An Analytical Study of Smoothness in Domain Adversarial Training

This paper examines the implications of smoothness in loss landscape optimization for Domain Adversarial Training (DAT). The primary purpose of DAT is to achieve invariant feature representations across different domains, a capability useful for a variety of domain adaptation tasks involving both classification and regression. The motivation here stems from contemporary advancements in the convergence to smooth optima—flat or stable minima—which have been shown to enhance generalization capabilities of models in supervised learning contexts. The authors investigate how these principles apply specifically to DAT, where the optimization problem combines elements of task loss (for classification or regression objectives) with adversarial terms, designed to minimize domain discrepancies.

Key Analytical Insights

The core analytical contribution of the paper lies in demonstrating the differential impacts of smoothness on task loss versus adversarial loss within DAT. The primary findings are:

  • Achieving smoother minima with respect to task loss tends to stabilize adversarial training, thereby improving performance on the target domain.
  • In contrast, enhancing smoothness concerning adversarial loss detrimentally affects target domain generalization. These insights lead to the formulation of a methodology deemed Smooth Domain Adversarial Training (SDAT), which strategically targets the task loss smoothing aspect while maintaining the adversarial components in their original form.

Theoretical Foundation

The paper bases its theoretical investigation on Hessians and eigenvalue spectra of the loss surfaces. By evaluating the trace and the maximum eigenvalues, the authors quantify smoothness, showing that lower values correlate to a smoother and more stable loss landscape. This forms the underpinning that supports SDAT, theorizing that applying sharpness aware smoothing selectively to task loss yields favorable optimization properties for the domain adaptation effort.

Empirical Validation

The SDAT methodology is evaluated across several domain adaptation benchmarks, including Office-Home, VisDA-2017, and DomainNet datasets, using architectures such as ResNet and Vision Transformers (ViT) for feature extraction. Here, SDAT consistently improves upon the established DAT baselines, notably enhancing the performance of existing state-of-the-art domain adaptation techniques. Notably, SDAT achieves a significant performance improvement on tasks subject to larger domain shifts and settings challenging due to label noise, underscoring its robustness.

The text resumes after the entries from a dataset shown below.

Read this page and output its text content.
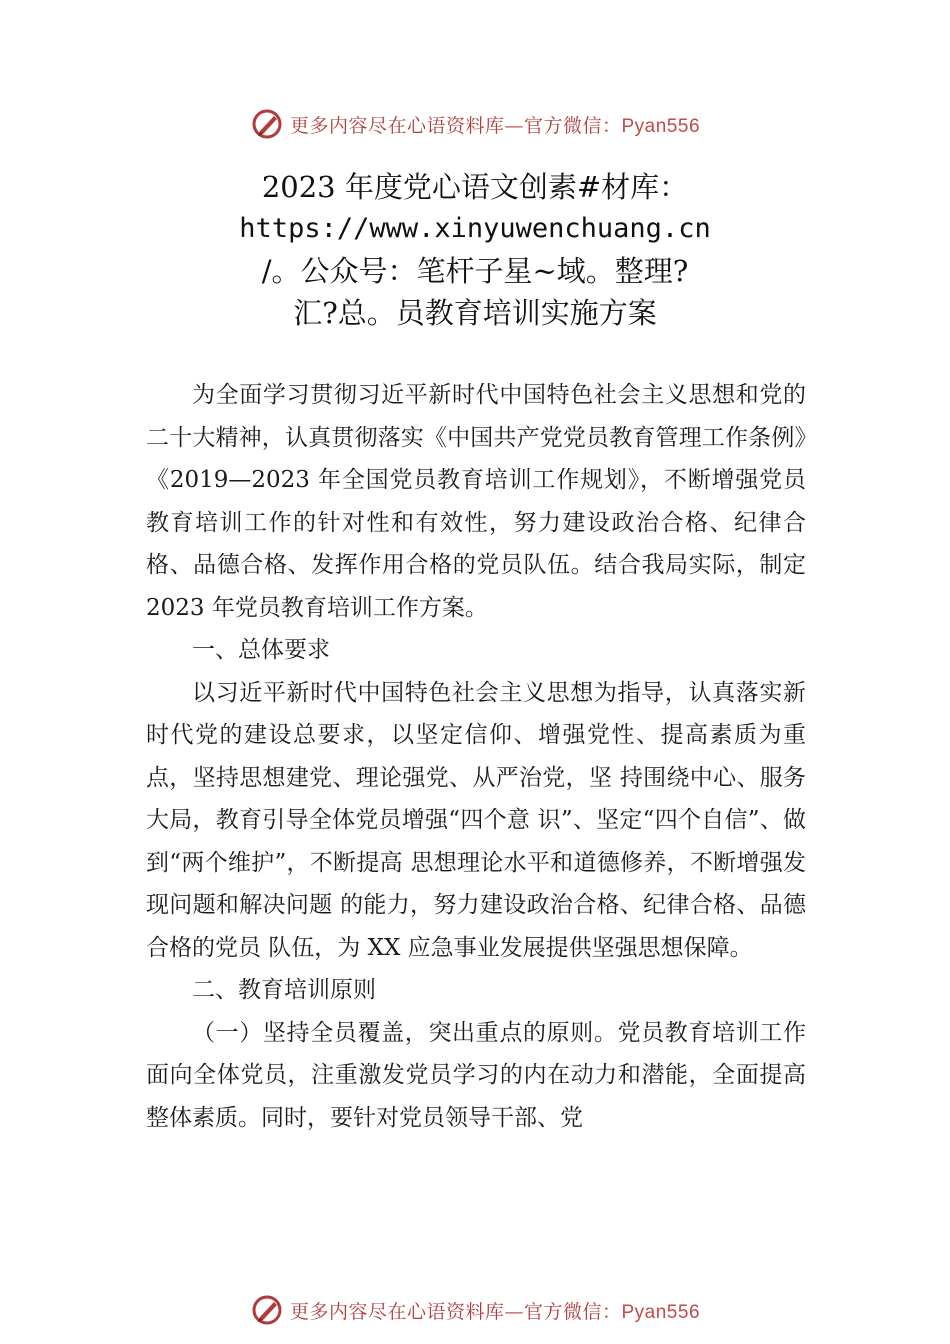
更多内容尽在心语资料库—官方微信：Pyan556
2023 年度党心语文创素#材库：
https://www.xinyuwenchuang.cn
/。公众号：笔杆子星~域。整理?
汇?总。员教育培训实施方案

为全面学习贯彻习近平新时代中国特色社会主义思想和党的二十大精神，认真贯彻落实《中国共产党党员教育管理工作条例》《2019—2023 年全国党员教育培训工作规划》，不断增强党员教育培训工作的针对性和有效性，努力建设政治合格、纪律合格、品德合格、发挥作用合格的党员队伍。结合我局实际，制定 2023 年党员教育培训工作方案。

一、总体要求

以习近平新时代中国特色社会主义思想为指导，认真落实新时代党的建设总要求，以坚定信仰、增强党性、提高素质为重点，坚持思想建党、理论强党、从严治党，坚 持围绕中心、服务大局，教育引导全体党员增强“四个意 识”、坚定“四个自信”、做到“两个维护”，不断提高 思想理论水平和道德修养，不断增强发现问题和解决问题 的能力，努力建设政治合格、纪律合格、品德合格的党员 队伍，为 XX 应急事业发展提供坚强思想保障。

二、教育培训原则

（一）坚持全员覆盖，突出重点的原则。党员教育培训工作面向全体党员，注重激发党员学习的内在动力和潜能，全面提高整体素质。同时，要针对党员领导干部、党

更多内容尽在心语资料库—官方微信：Pyan556
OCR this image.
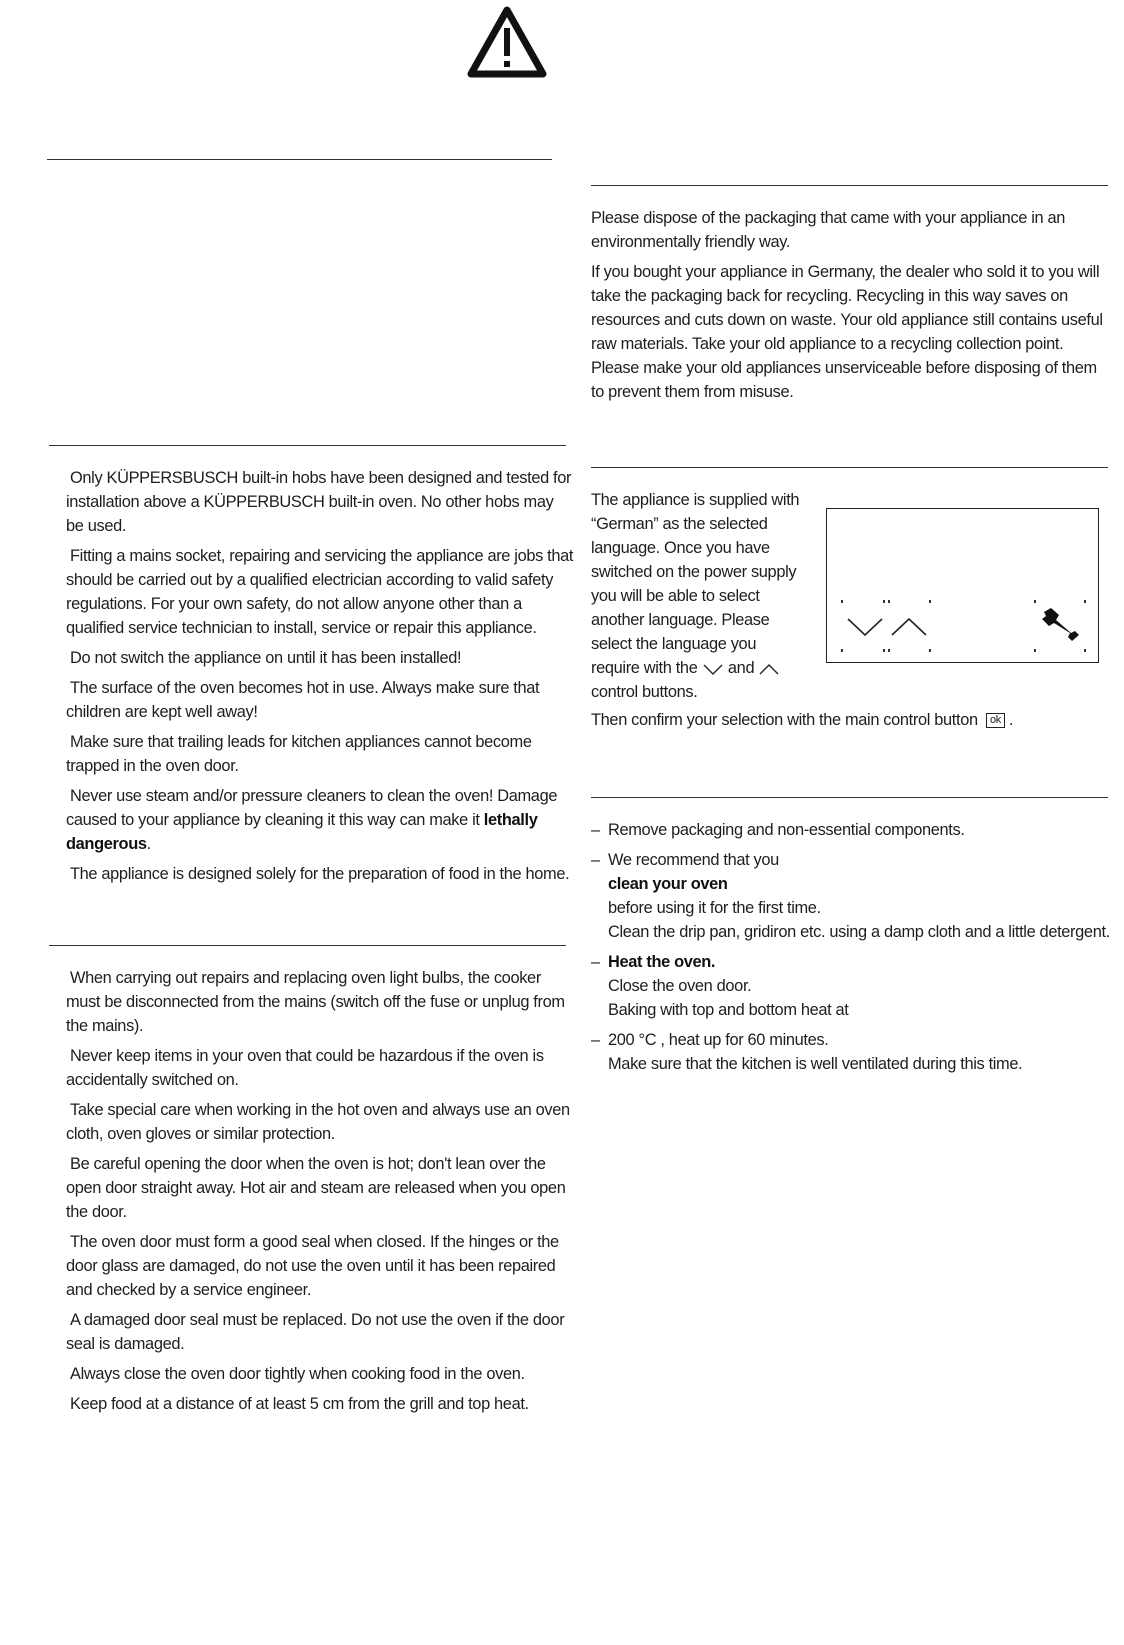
Please dispose of the packaging that came with your appliance in an environmentally friendly way.

If you bought your appliance in Germany, the dealer who sold it to you will take the packaging back for recycling. Recycling in this way saves on resources and cuts down on waste. Your old appliance still contains useful raw materials. Take your old appliance to a recycling collection point. Please make your old appliances unserviceable before disposing of them to prevent them from misuse.

Only KÜPPERSBUSCH built-in hobs have been designed and tested for installation above a KÜPPERBUSCH built-in oven. No other hobs may be used.

Fitting a mains socket, repairing and servicing the appliance are jobs that should be carried out by a qualified electrician according to valid safety regulations. For your own safety, do not allow anyone other than a qualified service technician to install, service or repair this appliance.

Do not switch the appliance on until it has been installed!

The surface of the oven becomes hot in use. Always make sure that children are kept well away!

Make sure that trailing leads for kitchen appliances cannot become trapped in the oven door.

Never use steam and/or pressure cleaners to clean the oven! Damage caused to your appliance by cleaning it this way can make it lethally dangerous.

The appliance is designed solely for the preparation of food in the home.

When carrying out repairs and replacing oven light bulbs, the cooker must be disconnected from the mains (switch off the fuse or unplug from the mains).

Never keep items in your oven that could be hazardous if the oven is accidentally switched on.

Take special care when working in the hot oven and always use an oven cloth, oven gloves or similar protection.

Be careful opening the door when the oven is hot; don't lean over the open door straight away. Hot air and steam are released when you open the door.

The oven door must form a good seal when closed. If the hinges or the door glass are damaged, do not use the oven until it has been repaired and checked by a service engineer.

A damaged door seal must be replaced. Do not use the oven if the door seal is damaged.

Always close the oven door tightly when cooking food in the oven.

Keep food at a distance of at least 5 cm from the grill and top heat.

The appliance is supplied with “German” as the selected language. Once you have switched on the power supply you will be able to select another language. Please select the language you require with the and  control buttons.

Then confirm your selection with the main control button ok .

– Remove packaging and non-essential components.
– We recommend that you
clean your oven
before using it for the first time.
Clean the drip pan, gridiron etc. using a damp cloth and a little detergent.
– Heat the oven.
Close the oven door.
Baking with top and bottom heat at
– 200 °C , heat up for 60 minutes.
Make sure that the kitchen is well ventilated during this time.
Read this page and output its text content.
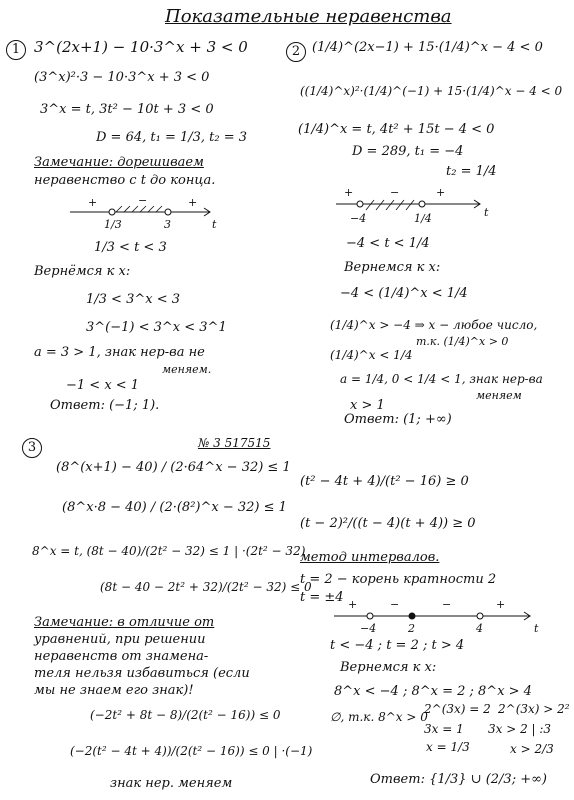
Показательные неравенства
1 3^(2x+1) − 10·3^x + 3 < 0
(3^x)²·3 − 10·3^x + 3 < 0
3^x = t, 3t² − 10t + 3 < 0
D = 64, t₁ = 1/3, t₂ = 3
Замечание: дорешиваем
неравенство с t до конца.
+	−	+
1/3	3	t
1/3 < t < 3
Вернёмся к x:
1/3 < 3^x < 3
3^(−1) < 3^x < 3^1
a = 3 > 1, знак нер-ва не
меняем.
−1 < x < 1
Ответ: (−1; 1).
2 (1/4)^(2x−1) + 15·(1/4)^x − 4 < 0
((1/4)^x)²·(1/4)^(−1) + 15·(1/4)^x − 4 < 0
(1/4)^x = t, 4t² + 15t − 4 < 0
D = 289, t₁ = −4
t₂ = 1/4
+	−	+
−4	1/4	t
−4 < t < 1/4
Вернемся к x:
−4 < (1/4)^x < 1/4
(1/4)^x > −4 ⇒ x − любое число,
т.к. (1/4)^x > 0
(1/4)^x < 1/4
a = 1/4, 0 < 1/4 < 1, знак нер-ва
меняем
x > 1
Ответ: (1; +∞)
3	№ 3 517515
(8^(x+1) − 40) / (2·64^x − 32) ≤ 1
(8^x·8 − 40) / (2·(8²)^x − 32) ≤ 1
8^x = t, (8t − 40)/(2t² − 32) ≤ 1 | ·(2t² − 32)
(8t − 40 − 2t² + 32)/(2t² − 32) ≤ 0
Замечание: в отличие от
уравнений, при решении
неравенств от знамена-
теля нельзя избавиться (если
мы не знаем его знак)!
(−2t² + 8t − 8)/(2(t² − 16)) ≤ 0
(−2(t² − 4t + 4))/(2(t² − 16)) ≤ 0 | ·(−1)
знак нер. меняем
(t² − 4t + 4)/(t² − 16) ≥ 0
(t − 2)²/((t − 4)(t + 4)) ≥ 0
метод интервалов.
t = 2 − корень кратности 2
t = ±4 +	−	−	+
−4	2	4	t
t < −4 ; t = 2 ; t > 4
Вернемся к x:
8^x < −4 ; 8^x = 2 ; 8^x > 4
∅, т.к. 8^x > 0
2^(3x) = 2
3x = 1
x = 1/3
2^(3x) > 2²
3x > 2 | :3
x > 2/3
Ответ: {1/3} ∪ (2/3; +∞)
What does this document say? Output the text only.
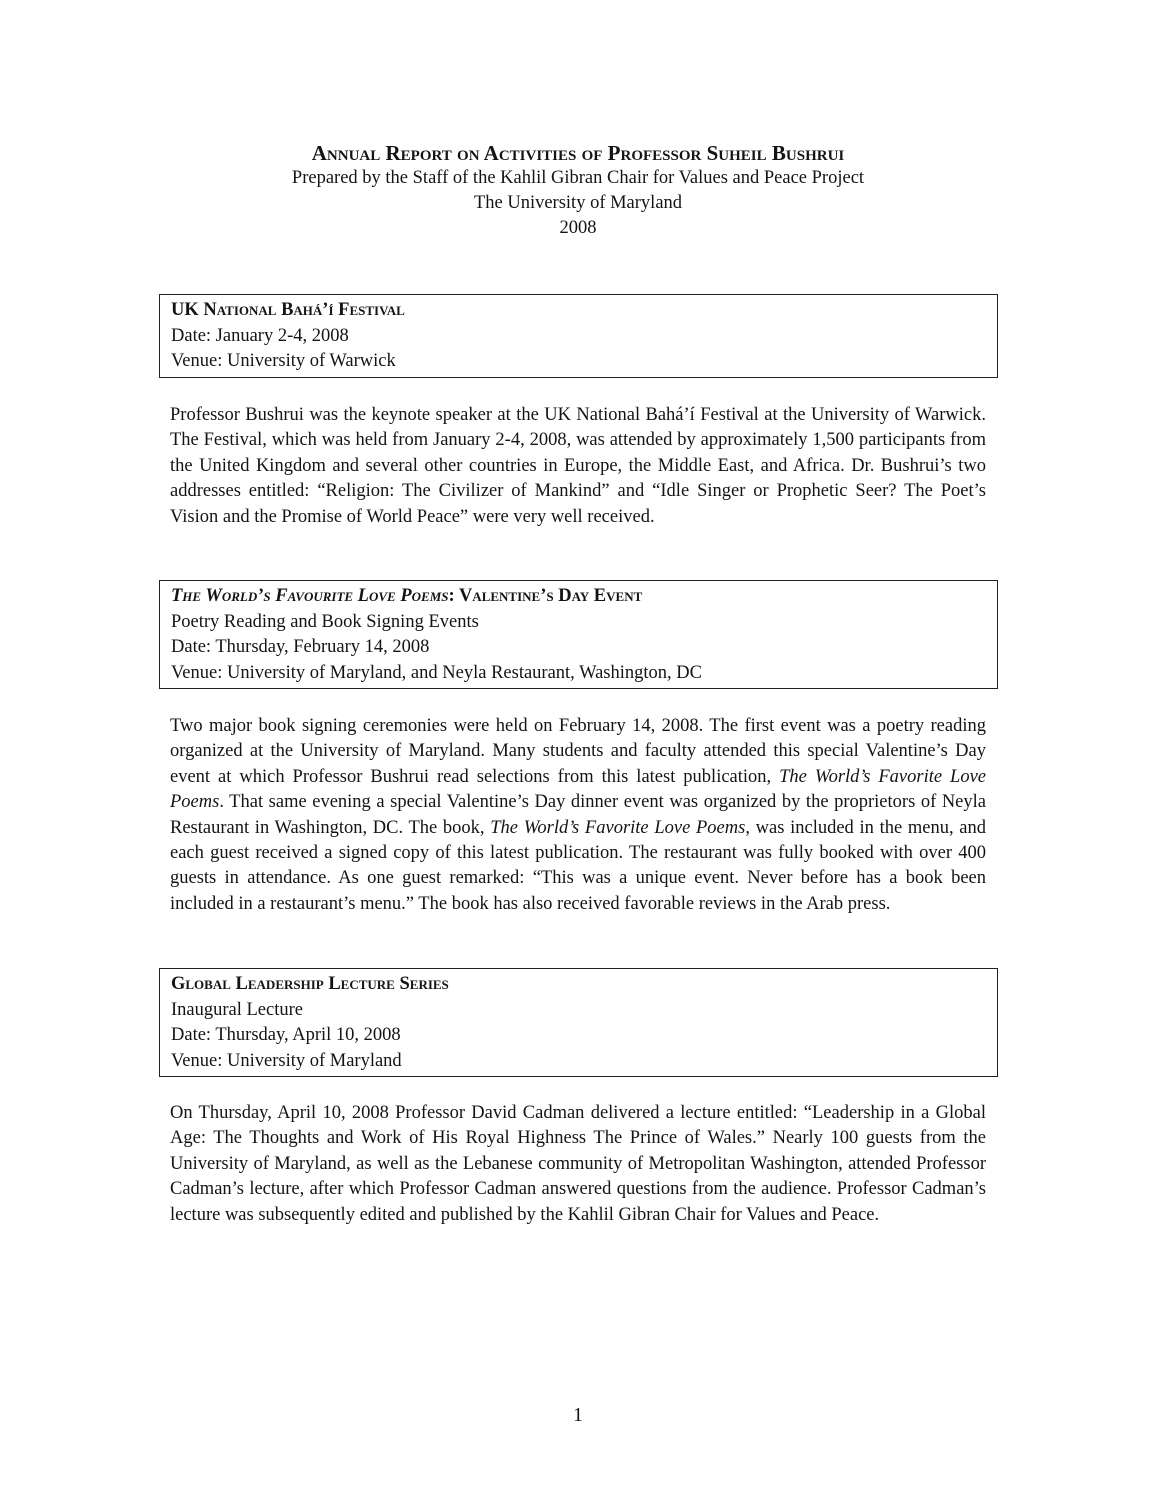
Annual Report on Activities of Professor Suheil Bushrui
Prepared by the Staff of the Kahlil Gibran Chair for Values and Peace Project
The University of Maryland
2008
UK National Bahá’í Festival
Date: January 2-4, 2008
Venue: University of Warwick
Professor Bushrui was the keynote speaker at the UK National Bahá’í Festival at the University of Warwick. The Festival, which was held from January 2-4, 2008, was attended by approximately 1,500 participants from the United Kingdom and several other countries in Europe, the Middle East, and Africa. Dr. Bushrui’s two addresses entitled: “Religion: The Civilizer of Mankind” and “Idle Singer or Prophetic Seer? The Poet’s Vision and the Promise of World Peace” were very well received.
The World’s Favourite Love Poems: Valentine’s Day Event
Poetry Reading and Book Signing Events
Date: Thursday, February 14, 2008
Venue: University of Maryland, and Neyla Restaurant, Washington, DC
Two major book signing ceremonies were held on February 14, 2008. The first event was a poetry reading organized at the University of Maryland. Many students and faculty attended this special Valentine’s Day event at which Professor Bushrui read selections from this latest publication, The World’s Favorite Love Poems. That same evening a special Valentine’s Day dinner event was organized by the proprietors of Neyla Restaurant in Washington, DC. The book, The World’s Favorite Love Poems, was included in the menu, and each guest received a signed copy of this latest publication. The restaurant was fully booked with over 400 guests in attendance. As one guest remarked: “This was a unique event. Never before has a book been included in a restaurant’s menu.” The book has also received favorable reviews in the Arab press.
Global Leadership Lecture Series
Inaugural Lecture
Date: Thursday, April 10, 2008
Venue: University of Maryland
On Thursday, April 10, 2008 Professor David Cadman delivered a lecture entitled: “Leadership in a Global Age: The Thoughts and Work of His Royal Highness The Prince of Wales.” Nearly 100 guests from the University of Maryland, as well as the Lebanese community of Metropolitan Washington, attended Professor Cadman’s lecture, after which Professor Cadman answered questions from the audience. Professor Cadman’s lecture was subsequently edited and published by the Kahlil Gibran Chair for Values and Peace.
1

Implications and Future Directions

The implications of this paper are two-fold:

  • Practical Implications: For practitioners, understanding and employing SDAT offers a relatively straightforward enhancement that can be integrated into existing domain adaptation frameworks with minimal overhead, yet yields substantial gains in target domain performance.
  • Theoretical Implications: The exploration opens avenues to critically analyze the interactions between various loss components in optimization, encouraging further studies into the optimization dynamics of multi-objective learning problems like DAT.

Future research might further examine automatic tuning strategies for smoothness parameters (such as the perturbation bound ρ\rho), as the efficacy of SDAT is contingent upon these settings. Moreover, exploring applications in areas beyond image classification and object detection, such as semantic segmentation, could expand its relevance and effectiveness in other complex domain adaptation scenarios.

In conclusion, this paper’s meticulous analysis of smoothness within DAT presents compelling evidence that adapting sharpness-aware techniques within adversarial learning frameworks leads to tangible optimization gains, advocating for broader application and further inquiry into tailored optimization strategies.